La situación es, literalmente, de vida o muerte porque la compañía Diálisis de Honduras está a punto de suspender el servicio a 600 pacientes si no se le cancela la deuda de 50 millones que el Ejecutivo tiene con ella.
Los enfermos renales regresaron con pancartas a rogar para que el presidente Manuel Zelaya ordene pagar esa mora. Pero el mandatario y el resto de funcionarios de Casa Presidencial prestan oídos sordos a este desesperado reclamo.
El apoderado legal de la Asociación de Enfermos Renales, Jorge Estrada Guzmán, indicó que el Ejecutivo no ha querido aprobar el decreto mediante el cual se cancela la deuda.
“La deuda es desde abril de este año, pero todo se soluciona con el decreto que no se ha firmado”, se quejó.
Olvidados
Los pacientes llegaron la semana pasada a Casa Presidencial, pero, en una muestra de trato inhumano de parte asesores en salud de Casa de Gobierno, nadie los atendió.

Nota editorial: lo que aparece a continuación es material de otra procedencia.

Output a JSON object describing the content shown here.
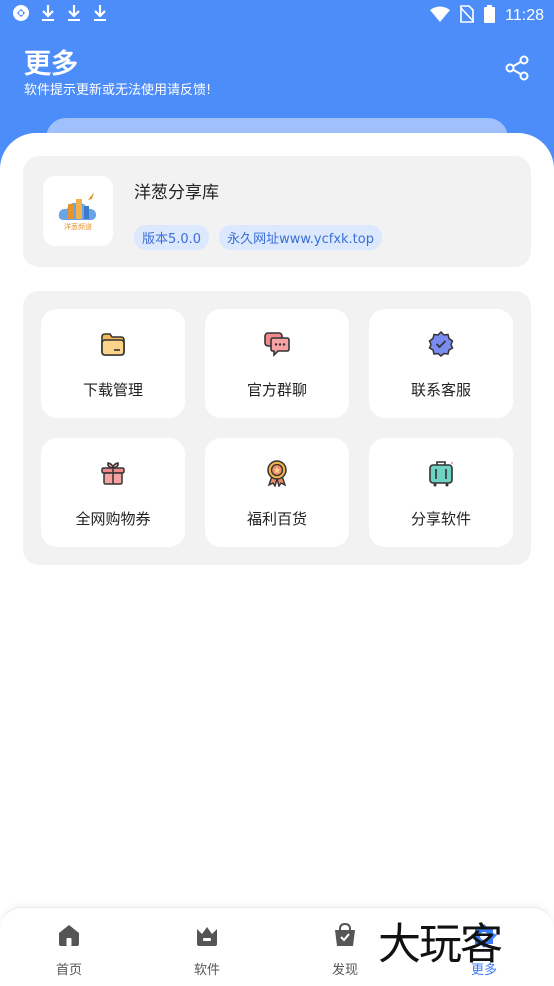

Ayer sucedió otro capítulo de maltrato y de indiferencia porque nadie de Casa Presidencial salió a escuchar su reclamó.
Para colmo, por instrucciones de la seguridad de Casa Presidencial se ordenó que un pelotón de soldados se apostara frente al portón del edificio para evitar que los debilitados enfermos se acercaran. La diálisis les sirve a los enfermos para limpiar la sangre de impurezas cuando el riñón ha perdido facultades para hacer esa función.
Diálisis de Honduras, pese a la deuda, ha dado el tratamiento a sus pacientes, pero advirtió que en menos de un mes no podrán seguir ayudando.
El gobierno ha gastado más de 30 millones de lempiras en pagar boletos, hospedaje y viáticos de las delegaciones que han acompañado al presidente Manuel Zelaya en sus giras por el exterior, pero es incapaz de gastar para ayudar a que los pacientes renales sigan gozando de su tratamiento.